I asked him whether Melanie had talked about Fred Sevi or her friend Stella Smith. But Melanie had lived two separate lives.
One she had lived back in Britain, where she had at least attempted to have a normal life. The other life she had lived abroad,
frequently in hostile environments, far from safety.

After Edwin had gone, I addressed the envelope for the internal mail and wrote a brief account of what had happened the night
before, and once the envelope had started on its way I spoke to the news desk about the film I had shot. The editor was bemused
and irritated that I had not handed the film over earlier, but he was glad he would have it for the prime-time news slot.

I returned home still feeling uncomfortable about the film of the ransom payment. My meeting with Edwin had also made me feel
deeply sorry that I had achieved nothing for Melanie. I wanted nothing more than to speak to Finney and to take comfort in
his huge good sense. I wasn’t playing hard to get. I had tried calling him, several times.

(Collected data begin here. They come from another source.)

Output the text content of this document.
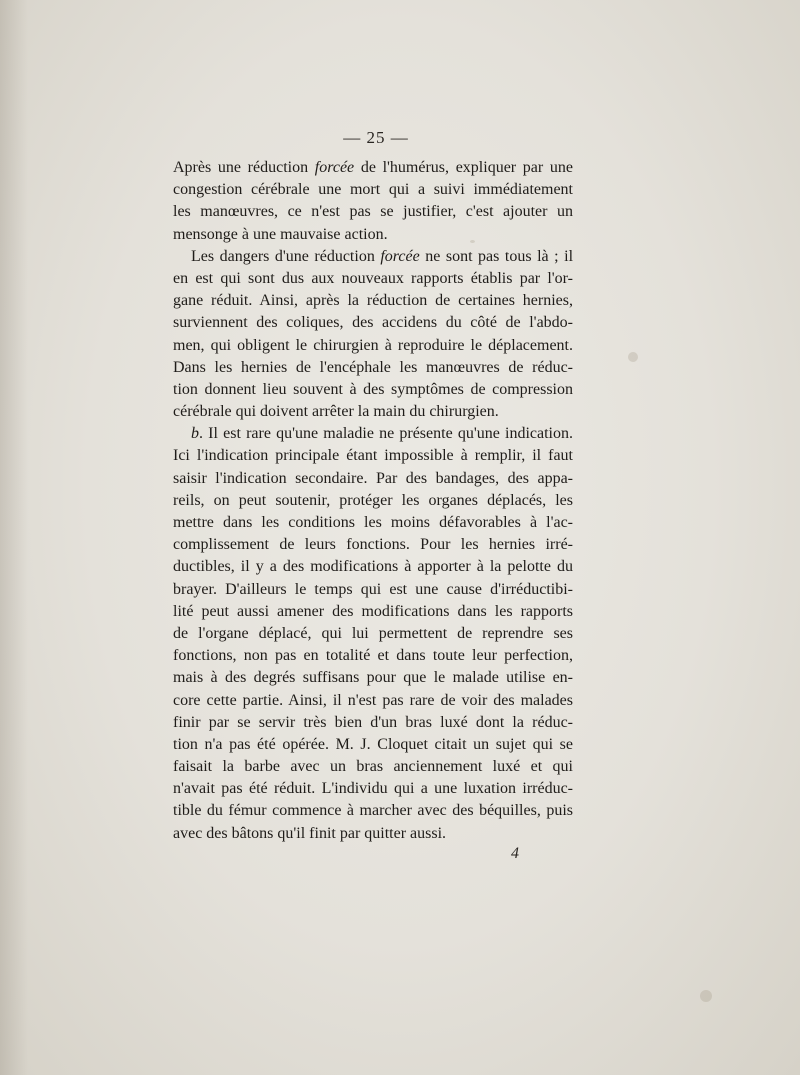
— 25 —
Après une réduction forcée de l'humérus, expliquer par une
congestion cérébrale une mort qui a suivi immédiatement
les manœuvres, ce n'est pas se justifier, c'est ajouter un
mensonge à une mauvaise action.
Les dangers d'une réduction forcée ne sont pas tous là ; il
en est qui sont dus aux nouveaux rapports établis par l'or-
gane réduit. Ainsi, après la réduction de certaines hernies,
surviennent des coliques, des accidens du côté de l'abdo-
men, qui obligent le chirurgien à reproduire le déplacement.
Dans les hernies de l'encéphale les manœuvres de réduc-
tion donnent lieu souvent à des symptômes de compression
cérébrale qui doivent arrêter la main du chirurgien.
b. Il est rare qu'une maladie ne présente qu'une indication.
Ici l'indication principale étant impossible à remplir, il faut
saisir l'indication secondaire. Par des bandages, des appa-
reils, on peut soutenir, protéger les organes déplacés, les
mettre dans les conditions les moins défavorables à l'ac-
complissement de leurs fonctions. Pour les hernies irré-
ductibles, il y a des modifications à apporter à la pelotte du
brayer. D'ailleurs le temps qui est une cause d'irréductibi-
lité peut aussi amener des modifications dans les rapports
de l'organe déplacé, qui lui permettent de reprendre ses
fonctions, non pas en totalité et dans toute leur perfection,
mais à des degrés suffisans pour que le malade utilise en-
core cette partie. Ainsi, il n'est pas rare de voir des malades
finir par se servir très bien d'un bras luxé dont la réduc-
tion n'a pas été opérée. M. J. Cloquet citait un sujet qui se
faisait la barbe avec un bras anciennement luxé et qui
n'avait pas été réduit. L'individu qui a une luxation irréduc-
tible du fémur commence à marcher avec des béquilles, puis
avec des bâtons qu'il finit par quitter aussi.
4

But he’d been, in turn, busy, in
a meeting, unavailable, out to lunch, and engaged.

I put the children to bed, enjoying William’s good spirits. Hannah, jealous of the attention that William received, was trying
to convince me that she was sick, too. She kept making disgusting but unproductive retching sounds that had William in stitches.
Eventually I got them into bed, switched off their light, and sat at the computer. I could hear Hannah in the bedroom, still
making retching sounds, and William giggling. I ignored them.

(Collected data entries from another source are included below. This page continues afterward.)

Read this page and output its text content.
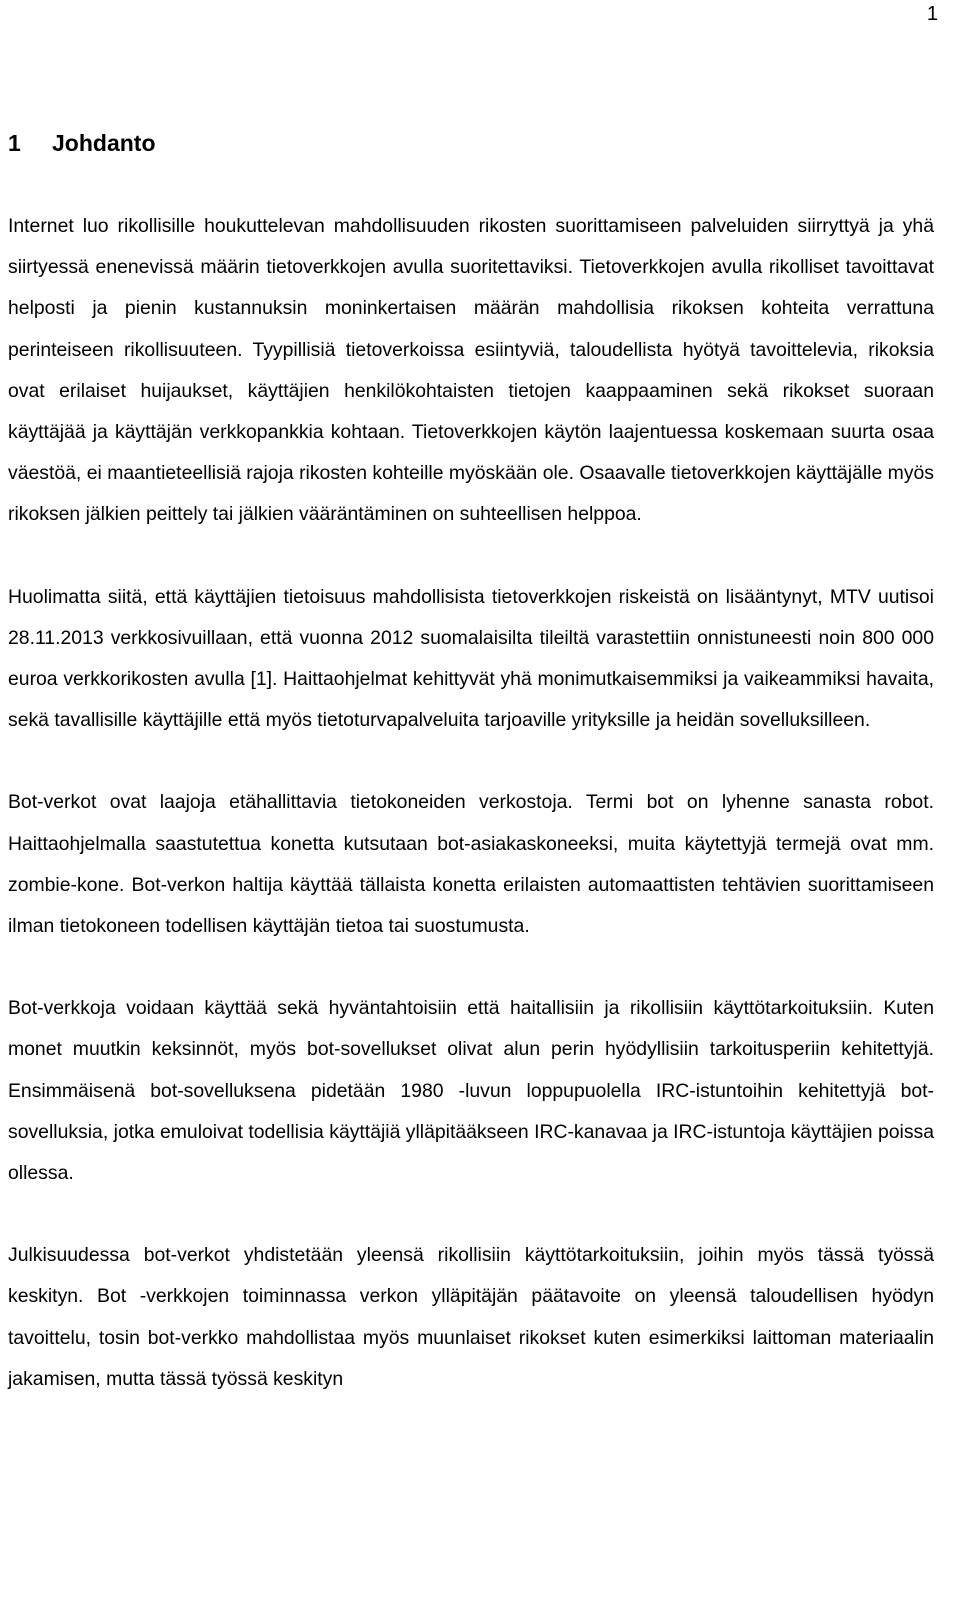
1
1 Johdanto

Internet luo rikollisille houkuttelevan mahdollisuuden rikosten suorittamiseen palveluiden siirryttyä ja yhä siirtyessä enenevissä määrin tietoverkkojen avulla suoritettaviksi. Tietoverkkojen avulla rikolliset tavoittavat helposti ja pienin kustannuksin moninkertaisen määrän mahdollisia rikoksen kohteita verrattuna perinteiseen rikollisuuteen. Tyypillisiä tietoverkoissa esiintyviä, taloudellista hyötyä tavoittelevia, rikoksia ovat erilaiset huijaukset, käyttäjien henkilökohtaisten tietojen kaappaaminen sekä rikokset suoraan käyttäjää ja käyttäjän verkkopankkia kohtaan. Tietoverkkojen käytön laajentuessa koskemaan suurta osaa väestöä, ei maantieteellisiä rajoja rikosten kohteille myöskään ole. Osaavalle tietoverkkojen käyttäjälle myös rikoksen jälkien peittely tai jälkien vääräntäminen on suhteellisen helppoa.

Huolimatta siitä, että käyttäjien tietoisuus mahdollisista tietoverkkojen riskeistä on lisääntynyt, MTV uutisoi 28.11.2013 verkkosivuillaan, että vuonna 2012 suomalaisilta tileiltä varastettiin onnistuneesti noin 800 000 euroa verkkorikosten avulla [1]. Haittaohjelmat kehittyvät yhä monimutkaisemmiksi ja vaikeammiksi havaita, sekä tavallisille käyttäjille että myös tietoturvapalveluita tarjoaville yrityksille ja heidän sovelluksilleen.

Bot-verkot ovat laajoja etähallittavia tietokoneiden verkostoja. Termi bot on lyhenne sanasta robot. Haittaohjelmalla saastutettua konetta kutsutaan bot-asiakaskoneeksi, muita käytettyjä termejä ovat mm. zombie-kone. Bot-verkon haltija käyttää tällaista konetta erilaisten automaattisten tehtävien suorittamiseen ilman tietokoneen todellisen käyttäjän tietoa tai suostumusta.

Bot-verkkoja voidaan käyttää sekä hyväntahtoisiin että haitallisiin ja rikollisiin käyttötarkoituksiin. Kuten monet muutkin keksinnöt, myös bot-sovellukset olivat alun perin hyödyllisiin tarkoitusperiin kehitettyjä. Ensimmäisenä bot-sovelluksena pidetään 1980 -luvun loppupuolella IRC-istuntoihin kehitettyjä bot-sovelluksia, jotka emuloivat todellisia käyttäjiä ylläpitääkseen IRC-kanavaa ja IRC-istuntoja käyttäjien poissa ollessa.

Julkisuudessa bot-verkot yhdistetään yleensä rikollisiin käyttötarkoituksiin, joihin myös tässä työssä keskityn. Bot -verkkojen toiminnassa verkon ylläpitäjän päätavoite on yleensä taloudellisen hyödyn tavoittelu, tosin bot-verkko mahdollistaa myös muunlaiset rikokset kuten esimerkiksi laittoman materiaalin jakamisen, mutta tässä työssä keskityn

My mother had e-mailed to wish me a happy birthday. Which came as a surprise, because I had forgotten what day it was. Actually,
so had she. She was a day early.

Many Happy Returns, but I’m busy trying to persuade myself I’m 21 again, so I’d be grateful if you wouldn’t remind me how
Old you are. I have been Working Out. My Butt is getting Tighter (I am assured. I can’t actually see it without putting my
neck out). I have an ADMIRER. He is American, but he’s a Democrat so that’s all right. Wish me luck.

PS would you like some Birkenstocks for your birthday? I believe they’re quite the Thing.

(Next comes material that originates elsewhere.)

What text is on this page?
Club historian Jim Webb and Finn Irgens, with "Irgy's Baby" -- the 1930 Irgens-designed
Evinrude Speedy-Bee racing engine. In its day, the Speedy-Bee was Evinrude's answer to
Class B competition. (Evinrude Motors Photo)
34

I saw there were two attachments, and I opened them to find that my mother had e-mailed me two pictures. One was a pair of
very sensible sandals that would soon belong to me. The other was of her paramour, a man with a big smile who must have been
in his fifties. This attachment was titled “Randy.” There was another e-mail from her. I opened it up.

PPS I have just read on the Internet about the missing Baby being Found. What Wonderful News.

It was, of course, quite simply Wonderful News. I held on to that thought and went to sleep.

Chapter Twenty-two

I
spent the morning in Crawley, home to another of my family of missing persons. A forty-three-year-old woman had disappeared
six weeks earlier while out food shopping two months exactly after her husband of twenty-five years had died of leukemia.

After filming, Dave and I grabbed a quick pub lunch, then we got in the car and headed north on the M23 back toward London,
Dave driving so that I could make some calls. I rang Veronica’s mobile and was surprised she took the call.

“I’ve given you more than twenty-four hours to forgive me,” I said.

She grunted.

“How’s Christopher?”

“He’s alive. He was drugged to keep him quiet. Which could mean that there was only one person involved. It’s possible he
was left alone somewhere, but even so whoever held him could have come and gone knowing he wasn’t going to scream. Anyway,
he’s alive. He’s going to be okay.”

“Are there any long-term effects?”

“There are no guarantees. It’s not the kind of experiment drug companies get permission to do, and we don’t know what doses
he was given.”

“Whoever had him risked doing him real damage.”

“It was a risk, even more so if he really was left for long periods of time on his own. But you don’t have to have a medical
degree these days to get hold of information about dosage, you can just type the name of some drug into your search engine
and away you go. You can probably buy it the same way and have it delivered to your door.”